MY: [Laughs] I find it very hard to find that conceivable, but I think anything would have worked, right?
SS: I’m certain of it, Matvei: his future was in television. And Geng.
MY: Yeah, really. Okay. I don’t know. He was actually very interested in film in the twenties. That’s a possibility. Although I think he might have been a part of the Golden Age of the radio. [Laughs] Perhaps. He loved to perform. Apparently, he did a lot of magic tricks and performed for kids in the thirties, for money, even though everyone knows that he hated kids. He definitely wanted to be a performer.

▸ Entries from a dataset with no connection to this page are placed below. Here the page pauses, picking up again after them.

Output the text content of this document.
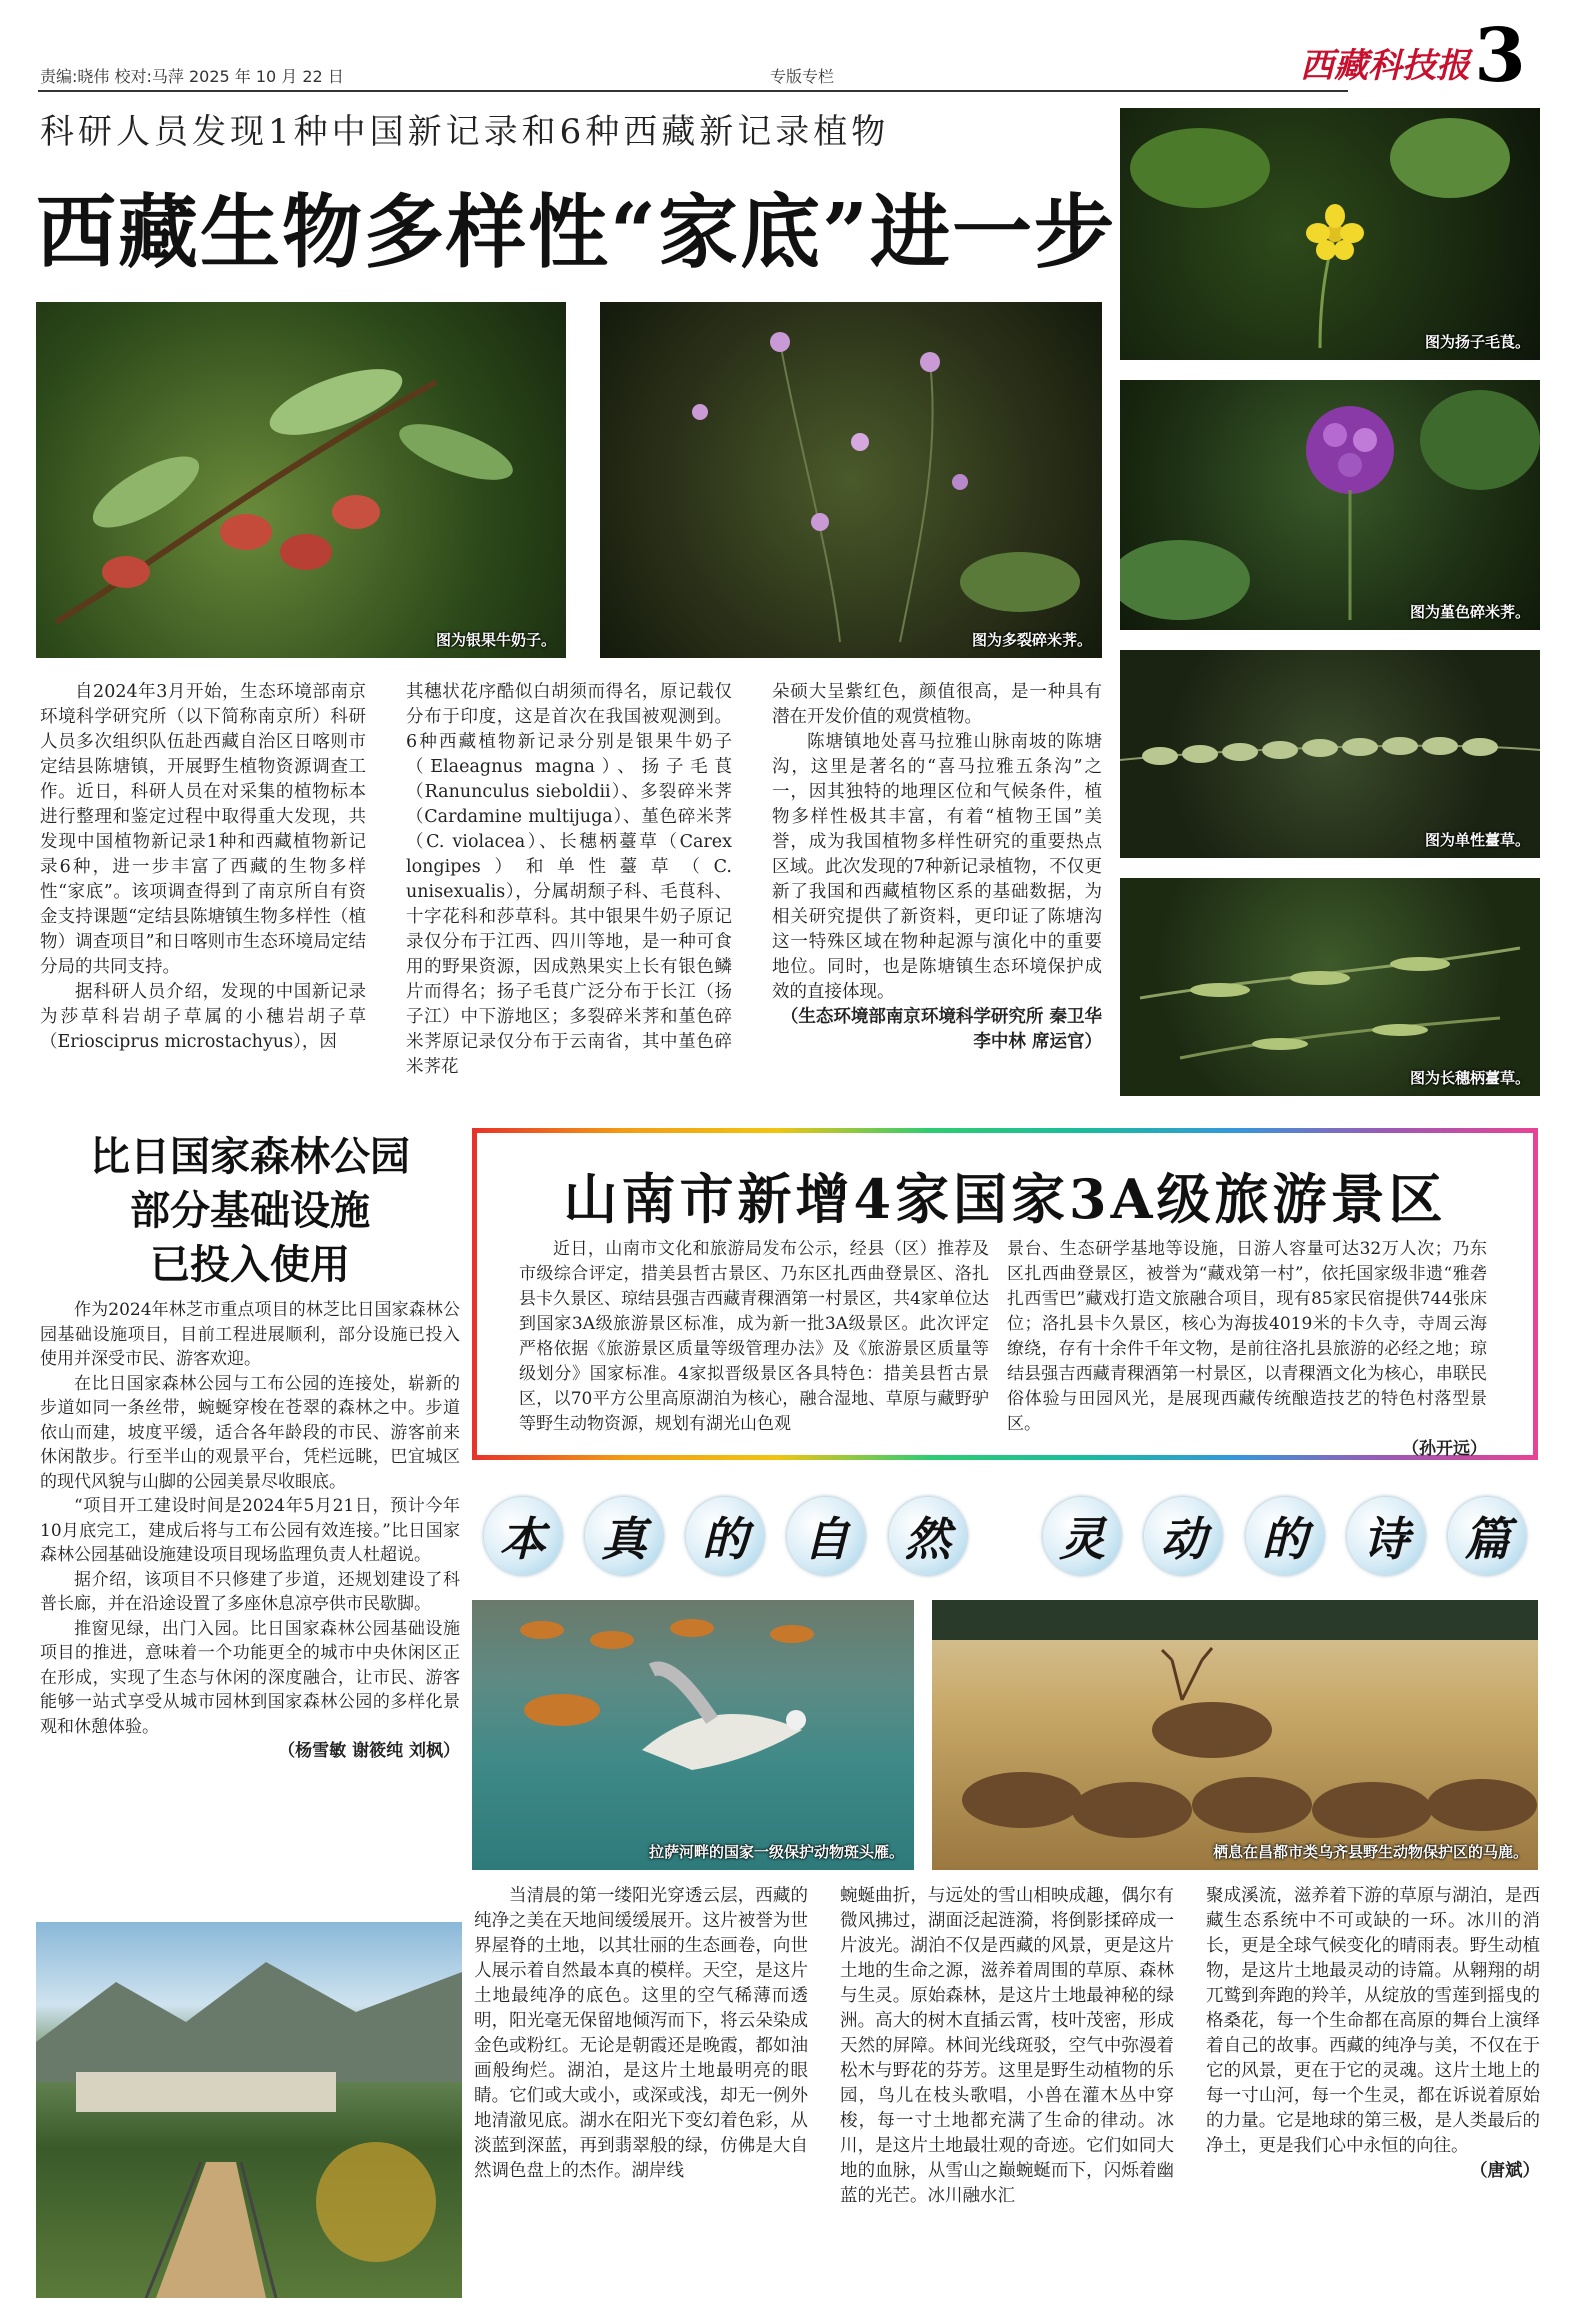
责编:晓伟 校对:马萍 2025 年 10 月 22 日	专版专栏	西藏科技报 3
科研人员发现1种中国新记录和6种西藏新记录植物
西藏生物多样性“家底”进一步
图为银果牛奶子。	图为多裂碎米荠。
图为扬子毛茛。
图为堇色碎米荠。
图为单性薹草。
图为长穗柄薹草。

自2024年3月开始，生态环境部南京环境科学研究所（以下简称南京所）科研人员多次组织队伍赴西藏自治区日喀则市定结县陈塘镇，开展野生植物资源调查工作。近日，科研人员在对采集的植物标本进行整理和鉴定过程中取得重大发现，共发现中国植物新记录1种和西藏植物新记录6种，进一步丰富了西藏的生物多样性“家底”。该项调查得到了南京所自有资金支持课题“定结县陈塘镇生物多样性（植物）调查项目”和日喀则市生态环境局定结分局的共同支持。

据科研人员介绍，发现的中国新记录为莎草科岩胡子草属的小穗岩胡子草（Eriosciprus microstachyus），因

其穗状花序酷似白胡须而得名，原记载仅分布于印度，这是首次在我国被观测到。6种西藏植物新记录分别是银果牛奶子（Elaeagnus magna）、扬子毛茛（Ranunculus sieboldii）、多裂碎米荠（Cardamine multijuga）、堇色碎米荠（C. violacea）、长穗柄薹草（Carex longipes）和单性薹草（C. unisexualis），分属胡颓子科、毛茛科、十字花科和莎草科。其中银果牛奶子原记录仅分布于江西、四川等地，是一种可食用的野果资源，因成熟果实上长有银色鳞片而得名；扬子毛茛广泛分布于长江（扬子江）中下游地区；多裂碎米荠和堇色碎米荠原记录仅分布于云南省，其中堇色碎米荠花

朵硕大呈紫红色，颜值很高，是一种具有潜在开发价值的观赏植物。

陈塘镇地处喜马拉雅山脉南坡的陈塘沟，这里是著名的“喜马拉雅五条沟”之一，因其独特的地理区位和气候条件，植物多样性极其丰富，有着“植物王国”美誉，成为我国植物多样性研究的重要热点区域。此次发现的7种新记录植物，不仅更新了我国和西藏植物区系的基础数据，为相关研究提供了新资料，更印证了陈塘沟这一特殊区域在物种起源与演化中的重要地位。同时，也是陈塘镇生态环境保护成效的直接体现。

（生态环境部南京环境科学研究所 秦卫华 李中林 席运官）
比日国家森林公园
部分基础设施
已投入使用

作为2024年林芝市重点项目的林芝比日国家森林公园基础设施项目，目前工程进展顺利，部分设施已投入使用并深受市民、游客欢迎。

在比日国家森林公园与工布公园的连接处，崭新的步道如同一条丝带，蜿蜒穿梭在苍翠的森林之中。步道依山而建，坡度平缓，适合各年龄段的市民、游客前来休闲散步。行至半山的观景平台，凭栏远眺，巴宜城区的现代风貌与山脚的公园美景尽收眼底。

“项目开工建设时间是2024年5月21日，预计今年10月底完工，建成后将与工布公园有效连接。”比日国家森林公园基础设施建设项目现场监理负责人杜超说。

据介绍，该项目不只修建了步道，还规划建设了科普长廊，并在沿途设置了多座休息凉亭供市民歇脚。

推窗见绿，出门入园。比日国家森林公园基础设施项目的推进，意味着一个功能更全的城市中央休闲区正在形成，实现了生态与休闲的深度融合，让市民、游客能够一站式享受从城市园林到国家森林公园的多样化景观和休憩体验。

（杨雪敏 谢筱纯 刘枫）
山南市新增4家国家3A级旅游景区

近日，山南市文化和旅游局发布公示，经县（区）推荐及市级综合评定，措美县哲古景区、乃东区扎西曲登景区、洛扎县卡久景区、琼结县强吉西藏青稞酒第一村景区，共4家单位达到国家3A级旅游景区标准，成为新一批3A级景区。此次评定严格依据《旅游景区质量等级管理办法》及《旅游景区质量等级划分》国家标准。4家拟晋级景区各具特色：措美县哲古景区，以70平方公里高原湖泊为核心，融合湿地、草原与藏野驴等野生动物资源，规划有湖光山色观

景台、生态研学基地等设施，日游人容量可达32万人次；乃东区扎西曲登景区，被誉为“藏戏第一村”，依托国家级非遗“雅砻扎西雪巴”藏戏打造文旅融合项目，现有85家民宿提供744张床位；洛扎县卡久景区，核心为海拔4019米的卡久寺，寺周云海缭绕，存有十余件千年文物，是前往洛扎县旅游的必经之地；琼结县强吉西藏青稞酒第一村景区，以青稞酒文化为核心，串联民俗体验与田园风光，是展现西藏传统酿造技艺的特色村落型景区。

（孙开远）
本	真	的	自	然	灵	动	的	诗	篇
拉萨河畔的国家一级保护动物斑头雁。	栖息在昌都市类乌齐县野生动物保护区的马鹿。

当清晨的第一缕阳光穿透云层，西藏的纯净之美在天地间缓缓展开。这片被誉为世界屋脊的土地，以其壮丽的生态画卷，向世人展示着自然最本真的模样。天空，是这片土地最纯净的底色。这里的空气稀薄而透明，阳光毫无保留地倾泻而下，将云朵染成金色或粉红。无论是朝霞还是晚霞，都如油画般绚烂。湖泊，是这片土地最明亮的眼睛。它们或大或小，或深或浅，却无一例外地清澈见底。湖水在阳光下变幻着色彩，从淡蓝到深蓝，再到翡翠般的绿，仿佛是大自然调色盘上的杰作。湖岸线

蜿蜒曲折，与远处的雪山相映成趣，偶尔有微风拂过，湖面泛起涟漪，将倒影揉碎成一片波光。湖泊不仅是西藏的风景，更是这片土地的生命之源，滋养着周围的草原、森林与生灵。原始森林，是这片土地最神秘的绿洲。高大的树木直插云霄，枝叶茂密，形成天然的屏障。林间光线斑驳，空气中弥漫着松木与野花的芬芳。这里是野生动植物的乐园，鸟儿在枝头歌唱，小兽在灌木丛中穿梭，每一寸土地都充满了生命的律动。冰川，是这片土地最壮观的奇迹。它们如同大地的血脉，从雪山之巅蜿蜒而下，闪烁着幽蓝的光芒。冰川融水汇

聚成溪流，滋养着下游的草原与湖泊，是西藏生态系统中不可或缺的一环。冰川的消长，更是全球气候变化的晴雨表。野生动植物，是这片土地最灵动的诗篇。从翱翔的胡兀鹫到奔跑的羚羊，从绽放的雪莲到摇曳的格桑花，每一个生命都在高原的舞台上演绎着自己的故事。西藏的纯净与美，不仅在于它的风景，更在于它的灵魂。这片土地上的每一寸山河，每一个生灵，都在诉说着原始的力量。它是地球的第三极，是人类最后的净土，更是我们心中永恒的向往。

（唐斌）
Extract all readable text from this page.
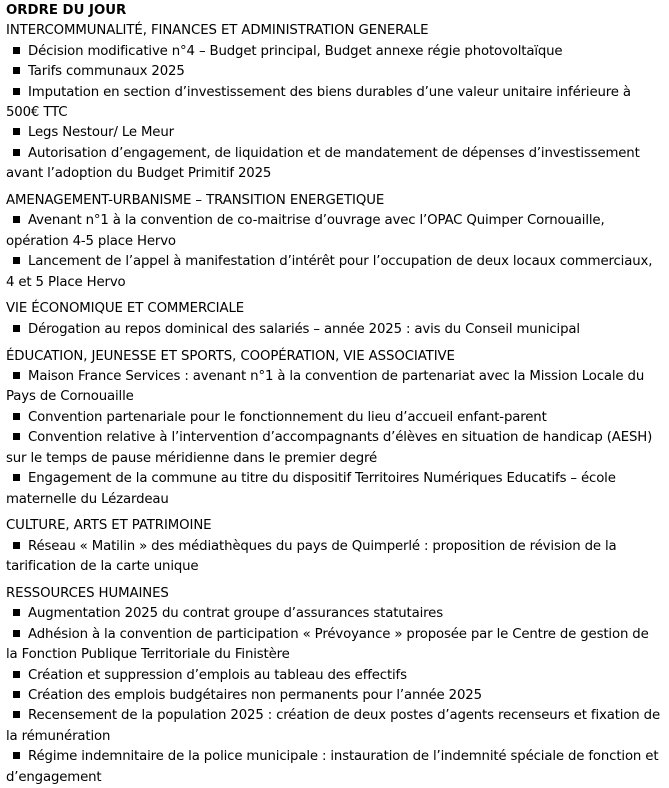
ORDRE DU JOUR

INTERCOMMUNALITÉ, FINANCES ET ADMINISTRATION GENERALE

Décision modificative n°4 – Budget principal, Budget annexe régie photovoltaïque
Tarifs communaux 2025
Imputation en section d’investissement des biens durables d’une valeur unitaire inférieure à 500€ TTC
Legs Nestour/ Le Meur
Autorisation d’engagement, de liquidation et de mandatement de dépenses d’investissement avant l’adoption du Budget Primitif 2025

AMENAGEMENT-URBANISME – TRANSITION ENERGETIQUE

Avenant n°1 à la convention de co-maitrise d’ouvrage avec l’OPAC Quimper Cornouaille, opération 4-5 place Hervo
Lancement de l’appel à manifestation d’intérêt pour l’occupation de deux locaux commerciaux, 4 et 5 Place Hervo

VIE ÉCONOMIQUE ET COMMERCIALE

Dérogation au repos dominical des salariés – année 2025 : avis du Conseil municipal

ÉDUCATION, JEUNESSE ET SPORTS, COOPÉRATION, VIE ASSOCIATIVE

Maison France Services : avenant n°1 à la convention de partenariat avec la Mission Locale du Pays de Cornouaille
Convention partenariale pour le fonctionnement du lieu d’accueil enfant-parent
Convention relative à l’intervention d’accompagnants d’élèves en situation de handicap (AESH) sur le temps de pause méridienne dans le premier degré
Engagement de la commune au titre du dispositif Territoires Numériques Educatifs – école maternelle du Lézardeau

CULTURE, ARTS ET PATRIMOINE

Réseau « Matilin » des médiathèques du pays de Quimperlé : proposition de révision de la tarification de la carte unique

RESSOURCES HUMAINES

Augmentation 2025 du contrat groupe d’assurances statutaires
Adhésion à la convention de participation « Prévoyance » proposée par le Centre de gestion de la Fonction Publique Territoriale du Finistère
Création et suppression d’emplois au tableau des effectifs
Création des emplois budgétaires non permanents pour l’année 2025
Recensement de la population 2025 : création de deux postes d’agents recenseurs et fixation de la rémunération
Régime indemnitaire de la police municipale : instauration de l’indemnité spéciale de fonction et d’engagement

I can’t quite imagine him on TV, but, you know, maybe you’ve got something there.
* (orthodox)
** Larissa Volokhonsky takes the untranslated text and devises a hyper-literal pony version, along with notes about the peculiarities of the author’s style (diction, syntax, personal idiosyncrasies, historical influences). Volokhonsky passes this Nabokovian rendering to Richard Pevear, who doesn’t speak or read Russian. With Volokhonsky advising him about the range of linguistic possibilities the original Russian affords, Pevear composes a more readable English text. Pevear hands it back to Volokhonsky, Volokhonsky offers criticism, suggests several more possibilities, hands it back to Pevear, Pevear works some more, hands it back to Volokhonsky, and both eventually arrive at a translation they can live with.